Likewise, the proposed changes to the protective award add a significant financial risk to a collective consultation exercise.
Depending on the outcome of the government's review, potential future reforms around extending the time period before a first dismissal will likewise bring significant costs and risks for employers in terms of the length of the collective redundancy process and managing employee relations issues during this period.
Protection against dismissal for pregnant employees up a period following her return

In Make Work Pay, the government committed to making it unlawful to dismiss a woman "who is pregnant for six months after her return, except in specific circumstances".
Existing statutory provisions permitting regulations to be made about redundancy during or after a protected period of pregnancy or maternity leave (and likewise in respect of other types of leave, including adoption leave and shared parental leave) will be amended to enable regulations to provide protection in respect of "dismissal" throughout the same period.
Implementation Status
- Part of the Employment Rights Bill
- Consultation expected 2025
- Expected in force 2027
- In relation to extending dismissal protection for those taking adoption leave and shared parental leave, a decision will be taken following the consultation on whether and/or how these powers should be exercised.
- Action
- Managers will need to be aware of who is protected, how the protection applies and for how long it applies and how this interacts with the new rules, applying from April 2024, which provide for those who are pregnant and those returning from specific types of statutory family leave to be given priority for suitable alterative employment on redundancies.
- Any extension of protection will reinforce the need for managers to ensure that performance concerns are managed appropriately and constructively (and without discrimination).
- As well as maternity, shared parental leave and adoption, the Bill would allow the new protections to apply to those who are on neo-natal leave (which comes into force on 6 April 2025) and paternity leave following bereavement.
- In detail
- Existing statutory provisions which allow for regulations to make provision about redundancy during or after a protected period of pregnancy or maternity leave will be amended to enable regulations to provision for "dismissal" throughout the same period.
- Relevant statutory provisions in respect of other types of leave - adoption leave, shared parental leave, neonatal care leave (not yet in force) and bereaved parents paternity leave (not yet in force) - will likewise be amended.
- An amendment to the Bill provides that regulations will set out further detail of what the new right will entail including the specific notices will need to be given to the employee, provide the evidence which will need to be produced and detail of the "other procedures" that will need to be followed.
- Impact
- Currently employees who are pregnant and for 18 months after childbirth, must be given first refusal of any suitable alternative employment on redundancy. These protections also apply to individuals on adoption leave or shared parental leave (subject to an individual taking a minimum amount of shared parental leave).

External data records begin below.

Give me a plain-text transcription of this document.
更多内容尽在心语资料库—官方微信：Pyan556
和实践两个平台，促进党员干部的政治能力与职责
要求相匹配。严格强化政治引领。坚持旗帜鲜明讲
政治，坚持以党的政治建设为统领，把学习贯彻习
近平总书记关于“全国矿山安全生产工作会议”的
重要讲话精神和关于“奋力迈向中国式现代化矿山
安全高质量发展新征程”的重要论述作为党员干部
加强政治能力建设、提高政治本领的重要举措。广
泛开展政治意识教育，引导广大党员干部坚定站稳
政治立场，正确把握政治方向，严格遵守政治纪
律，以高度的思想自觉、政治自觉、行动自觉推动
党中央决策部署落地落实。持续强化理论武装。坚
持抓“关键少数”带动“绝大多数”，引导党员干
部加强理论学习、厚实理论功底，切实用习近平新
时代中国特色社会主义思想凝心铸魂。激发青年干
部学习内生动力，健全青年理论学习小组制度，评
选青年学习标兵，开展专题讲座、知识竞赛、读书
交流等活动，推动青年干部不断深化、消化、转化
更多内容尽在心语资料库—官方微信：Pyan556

- No further detail is given on what regulations may be made under the revised power save for the government's stated commitment to ban the dismissal of pregnant employees for six months after their return to work except in specified circumstances. However, the impact assessment states that "for illustrative purposes, approaches that could be considered include retaining certain reasons for dismissal (e.g. conduct) and/or setting a certain standard within those reasons (e.g. gross misconduct), and/or considering when and how dismissals are defended".
- The impact assessment identifies that the policy might lead to a reluctance to employ women or lead to employers delaying dismissals until the protection period is over; "the consultation will be critical to finding the right balance between protecting women and preventing such unintended consequences".